An Asynchronous Two-Level Checkpointing Method to Solve Adjoint Problems on Hierarchical Memory Spaces
Issue No. 04 - Jul./Aug. (2018 vol. 20)
Debanjan Datta , University of Texas at Austin
David Appelhans , IBM Research
Constantinos Evangelinos , IBM Research
Kirk Jordan , IBM Research
The problem of data reversal in discretized adjoint problems is often solved using checkpointing, trading memory usage with computations and data movement. The authors present a useful model to design and implement an asynchronous two-level checkpointing method with parameterizable values for current and future system configurations. They also evaluate the benefits of new supercomputing hardware through the implementation of an asynchronous algorithm that takes advantage of the fast NVLINK interconnect and Non-Volatile Memory Express (NVMe) memory. They show that the new hardware combined with an asynchronous approach is able to run bigger simulations faster than current generation hardware.
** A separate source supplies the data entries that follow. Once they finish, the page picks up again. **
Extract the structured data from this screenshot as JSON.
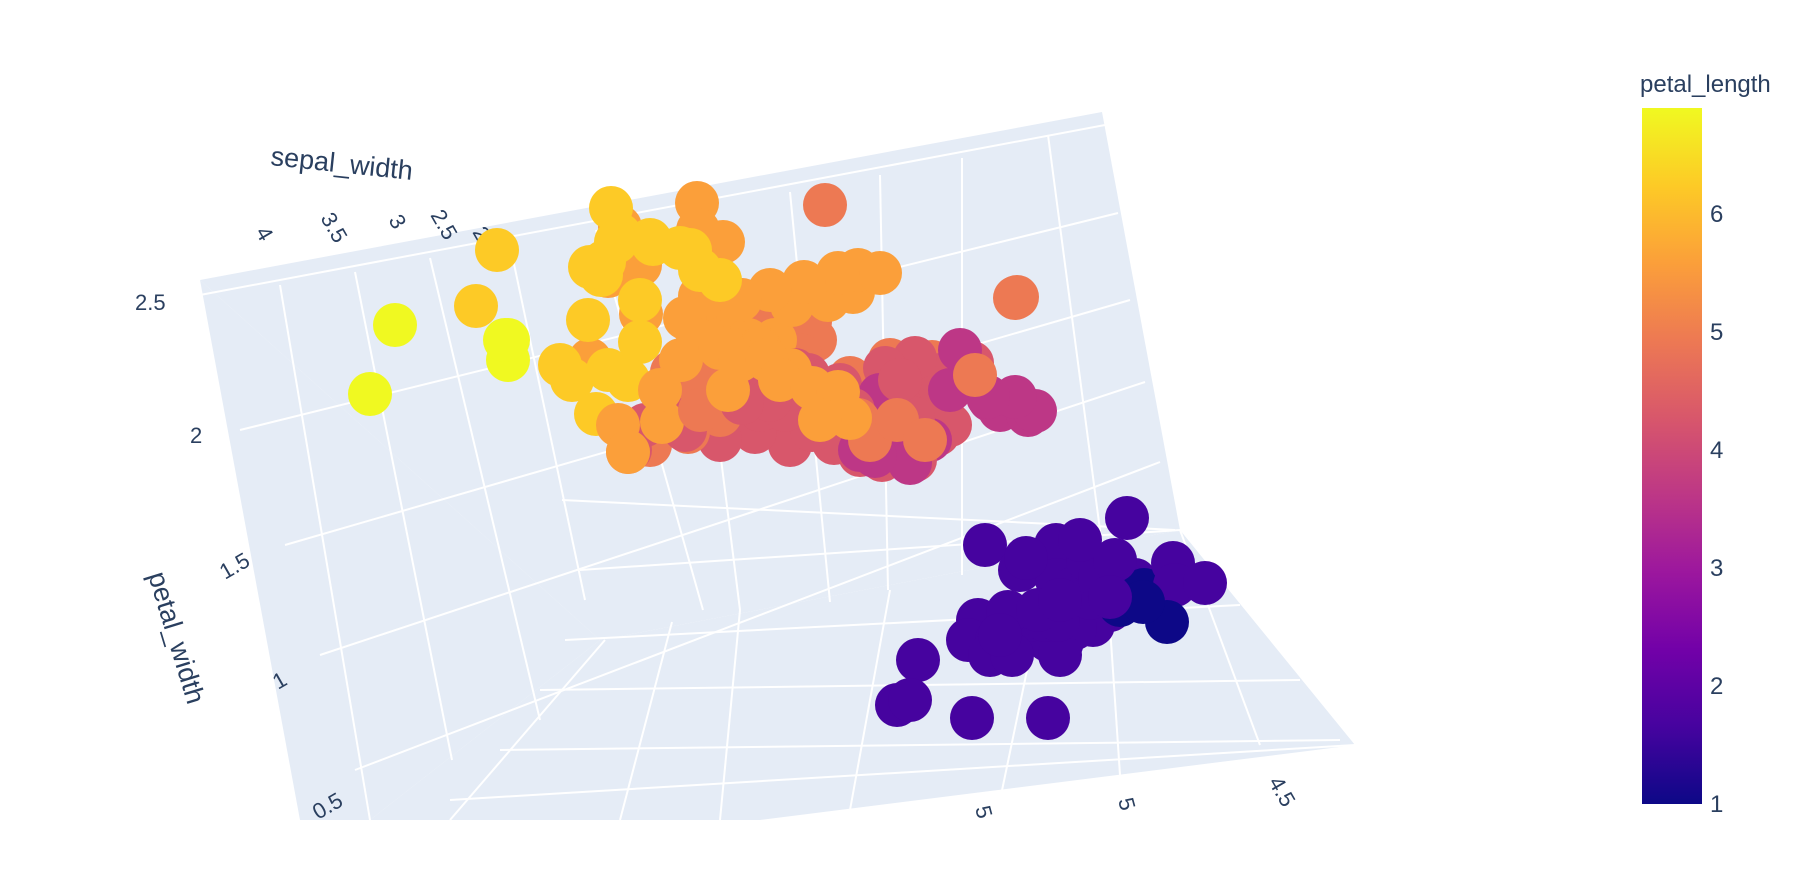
{
  "chart_data": {
    "type": "scatter",
    "subtype": "3d-scatter",
    "axes": {
      "sepal_width": {
        "label": "sepal_width",
        "ticks": [
          "4",
          "3.5",
          "3",
          "2.5",
          "2"
        ]
      },
      "petal_width": {
        "label": "petal_width",
        "ticks": [
          "2.5",
          "2",
          "1.5",
          "1",
          "0.5"
        ]
      },
      "third_axis": {
        "ticks": [
          "5",
          "5",
          "4.5"
        ]
      }
    },
    "colorbar": {
      "title": "petal_length",
      "ticks": [
        "6",
        "5",
        "4",
        "3",
        "2",
        "1"
      ],
      "range": [
        1,
        6.9
      ],
      "colors": [
        "#0d0887",
        "#46039f",
        "#7201a8",
        "#9c179e",
        "#bd3786",
        "#d8576b",
        "#ed7953",
        "#fb9f3a",
        "#fdca26",
        "#f0f921"
      ]
    },
    "grid": true,
    "legend": "right"
  }
}
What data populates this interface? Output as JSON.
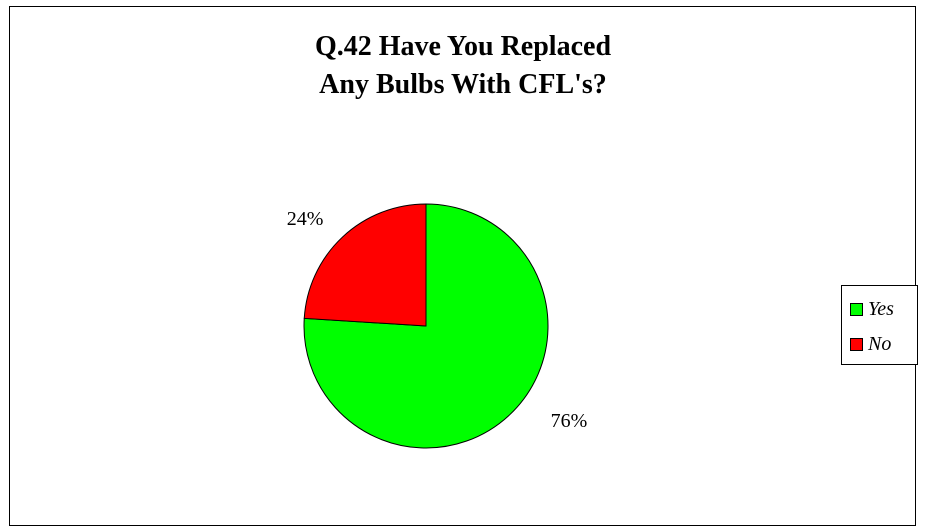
{
  "chart_data": {
    "type": "pie",
    "title_lines": [
      "Q.42  Have You Replaced",
      "Any Bulbs With CFL's?"
    ],
    "categories": [
      "Yes",
      "No"
    ],
    "values": [
      76,
      24
    ],
    "labels": [
      "76%",
      "24%"
    ],
    "colors": [
      "#00ff00",
      "#ff0000"
    ],
    "legend": {
      "placement": "right",
      "entries": [
        "Yes",
        "No"
      ]
    }
  }
}
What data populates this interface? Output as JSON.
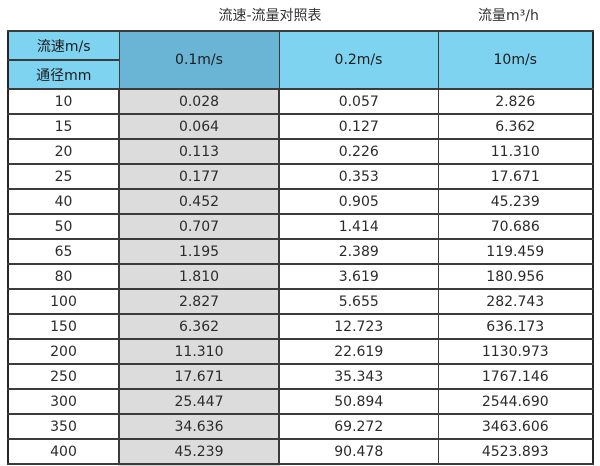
{
  "titles": {
    "main": "流速-流量对照表",
    "unit": "流量m³/h"
  },
  "table": {
    "corner_top": "流速m/s",
    "corner_bottom": "通径mm",
    "col_headers": [
      "0.1m/s",
      "0.2m/s",
      "10m/s"
    ],
    "rows": [
      [
        "10",
        "0.028",
        "0.057",
        "2.826"
      ],
      [
        "15",
        "0.064",
        "0.127",
        "6.362"
      ],
      [
        "20",
        "0.113",
        "0.226",
        "11.310"
      ],
      [
        "25",
        "0.177",
        "0.353",
        "17.671"
      ],
      [
        "40",
        "0.452",
        "0.905",
        "45.239"
      ],
      [
        "50",
        "0.707",
        "1.414",
        "70.686"
      ],
      [
        "65",
        "1.195",
        "2.389",
        "119.459"
      ],
      [
        "80",
        "1.810",
        "3.619",
        "180.956"
      ],
      [
        "100",
        "2.827",
        "5.655",
        "282.743"
      ],
      [
        "150",
        "6.362",
        "12.723",
        "636.173"
      ],
      [
        "200",
        "11.310",
        "22.619",
        "1130.973"
      ],
      [
        "250",
        "17.671",
        "35.343",
        "1767.146"
      ],
      [
        "300",
        "25.447",
        "50.894",
        "2544.690"
      ],
      [
        "350",
        "34.636",
        "69.272",
        "3463.606"
      ],
      [
        "400",
        "45.239",
        "90.478",
        "4523.893"
      ]
    ]
  },
  "colors": {
    "header_blue": "#7dd3f0",
    "highlight_blue": "#6ab4d6",
    "column_gray": "#dcdcdc",
    "border": "#3b3b3b"
  },
  "chart_data": {
    "type": "table",
    "title": "流速-流量对照表",
    "unit_label": "流量m³/h",
    "columns": [
      "通径mm",
      "0.1m/s",
      "0.2m/s",
      "10m/s"
    ],
    "rows": [
      [
        10,
        0.028,
        0.057,
        2.826
      ],
      [
        15,
        0.064,
        0.127,
        6.362
      ],
      [
        20,
        0.113,
        0.226,
        11.31
      ],
      [
        25,
        0.177,
        0.353,
        17.671
      ],
      [
        40,
        0.452,
        0.905,
        45.239
      ],
      [
        50,
        0.707,
        1.414,
        70.686
      ],
      [
        65,
        1.195,
        2.389,
        119.459
      ],
      [
        80,
        1.81,
        3.619,
        180.956
      ],
      [
        100,
        2.827,
        5.655,
        282.743
      ],
      [
        150,
        6.362,
        12.723,
        636.173
      ],
      [
        200,
        11.31,
        22.619,
        1130.973
      ],
      [
        250,
        17.671,
        35.343,
        1767.146
      ],
      [
        300,
        25.447,
        50.894,
        2544.69
      ],
      [
        350,
        34.636,
        69.272,
        3463.606
      ],
      [
        400,
        45.239,
        90.478,
        4523.893
      ]
    ]
  }
}
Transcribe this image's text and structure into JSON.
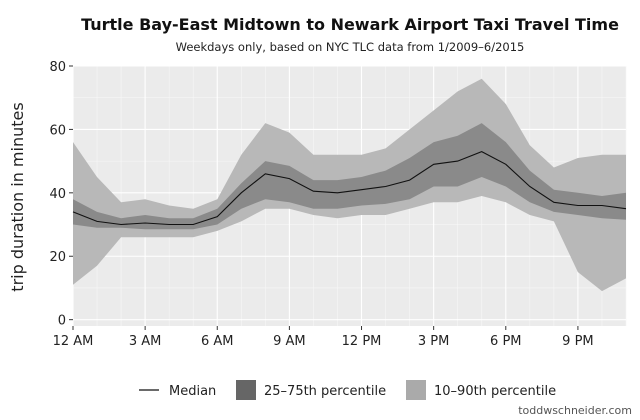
{
  "chart_data": {
    "type": "area",
    "title": "Turtle Bay-East Midtown to Newark Airport Taxi Travel Time",
    "subtitle": "Weekdays only, based on NYC TLC data from 1/2009–6/2015",
    "xlabel": "",
    "ylabel": "trip duration in minutes",
    "xlim": [
      0,
      23
    ],
    "ylim": [
      -2,
      80
    ],
    "yticks": [
      0,
      20,
      40,
      60,
      80
    ],
    "xticks": [
      {
        "x": 0,
        "label": "12 AM"
      },
      {
        "x": 3,
        "label": "3 AM"
      },
      {
        "x": 6,
        "label": "6 AM"
      },
      {
        "x": 9,
        "label": "9 AM"
      },
      {
        "x": 12,
        "label": "12 PM"
      },
      {
        "x": 15,
        "label": "3 PM"
      },
      {
        "x": 18,
        "label": "6 PM"
      },
      {
        "x": 21,
        "label": "9 PM"
      }
    ],
    "grid": true,
    "legend_position": "bottom",
    "x": [
      0,
      1,
      2,
      3,
      4,
      5,
      6,
      7,
      8,
      9,
      10,
      11,
      12,
      13,
      14,
      15,
      16,
      17,
      18,
      19,
      20,
      21,
      22,
      23
    ],
    "median": [
      34,
      31,
      30,
      30.5,
      30,
      30,
      32.5,
      40,
      46,
      44.5,
      40.5,
      40,
      41,
      42,
      44,
      49,
      50,
      53,
      49,
      42,
      37,
      36,
      36,
      35
    ],
    "p25": [
      30,
      29,
      29,
      28.5,
      28.5,
      28.5,
      30,
      35,
      38,
      37,
      35,
      35,
      36,
      36.5,
      38,
      42,
      42,
      45,
      42,
      37,
      34,
      33,
      32,
      31.5
    ],
    "p75": [
      38,
      34,
      32,
      33,
      32,
      32,
      35,
      43,
      50,
      48.5,
      44,
      44,
      45,
      47,
      51,
      56,
      58,
      62,
      56,
      47,
      41,
      40,
      39,
      40
    ],
    "p10": [
      11,
      17,
      26,
      26,
      26,
      26,
      28,
      31,
      35,
      35,
      33,
      32,
      33,
      33,
      35,
      37,
      37,
      39,
      37,
      33,
      31,
      15,
      9,
      13
    ],
    "p90": [
      56,
      45,
      37,
      38,
      36,
      35,
      38,
      52,
      62,
      59,
      52,
      52,
      52,
      54,
      60,
      66,
      72,
      76,
      68,
      55,
      48,
      51,
      52,
      52
    ],
    "series": [
      {
        "name": "Median",
        "color": "#111111"
      },
      {
        "name": "25–75th percentile",
        "color": "#666666"
      },
      {
        "name": "10–90th percentile",
        "color": "#aaaaaa"
      }
    ]
  },
  "colors": {
    "panel_bg": "#ebebeb",
    "band_outer": "#b8b8b8",
    "band_inner": "#8a8a8a",
    "median": "#111111",
    "grid": "#ffffff"
  },
  "credit": "toddwschneider.com"
}
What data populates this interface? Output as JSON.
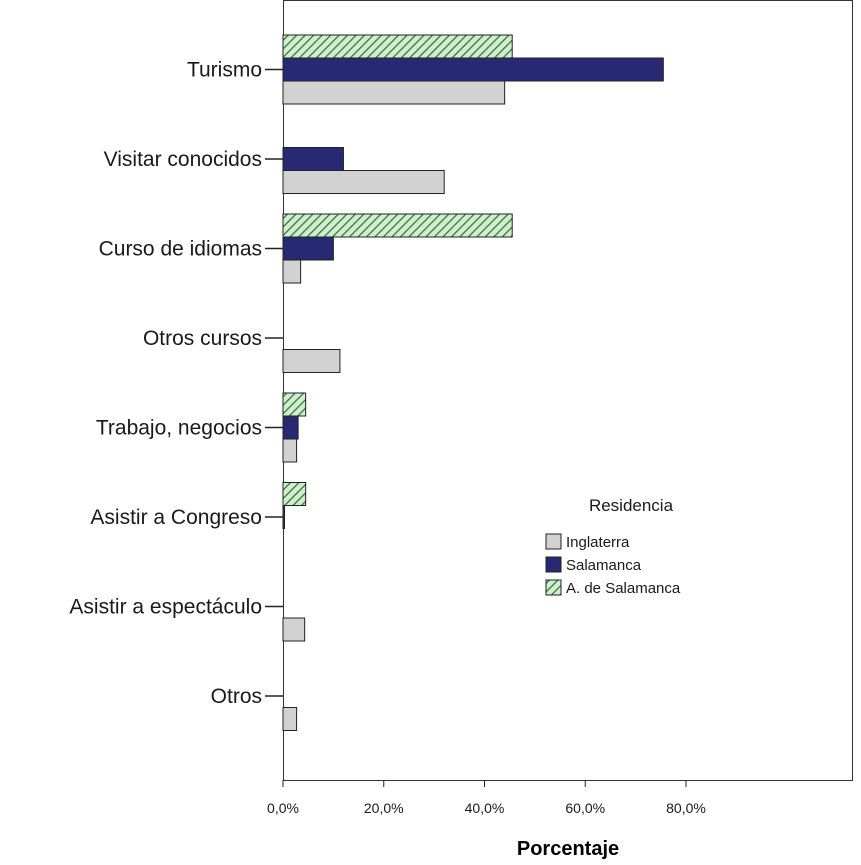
{
  "chart_data": {
    "type": "bar",
    "orientation": "horizontal",
    "categories": [
      "Turismo",
      "Visitar conocidos",
      "Curso de idiomas",
      "Otros cursos",
      "Trabajo, negocios",
      "Asistir a Congreso",
      "Asistir a espectáculo",
      "Otros"
    ],
    "series": [
      {
        "name": "A. de Salamanca",
        "values": [
          45.5,
          0,
          45.5,
          0,
          4.5,
          4.5,
          0,
          0
        ],
        "color": "#d4ecd4",
        "hatch": "diagonal"
      },
      {
        "name": "Salamanca",
        "values": [
          75.5,
          12.0,
          10.0,
          0,
          3.0,
          0.3,
          0,
          0
        ],
        "color": "#272a72"
      },
      {
        "name": "Inglaterra",
        "values": [
          44.0,
          32.0,
          3.5,
          11.3,
          2.7,
          0,
          4.3,
          2.7
        ],
        "color": "#d2d2d2"
      }
    ],
    "xlabel": "Porcentaje",
    "xlim": [
      0,
      84
    ],
    "xticks": [
      0,
      20,
      40,
      60,
      80
    ],
    "xtick_labels": [
      "0,0%",
      "20,0%",
      "40,0%",
      "60,0%",
      "80,0%"
    ],
    "grid": false,
    "legend": {
      "title": "Residencia",
      "placement": "center-right",
      "entries": [
        "Inglaterra",
        "Salamanca",
        "A. de Salamanca"
      ]
    }
  }
}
Checkpointing, Nonvolatile memory, Memory management, Random access memory, Computational modeling, Supercomputers, Mathematical model
D. Datta, D. Appelhans, C. Evangelinos and K. Jordan, "An Asynchronous Two-Level Checkpointing Method to Solve Adjoint Problems on Hierarchical Memory Spaces," in Computing in Science & Engineering, vol. 20, no. 4, pp. 39-55, 2018.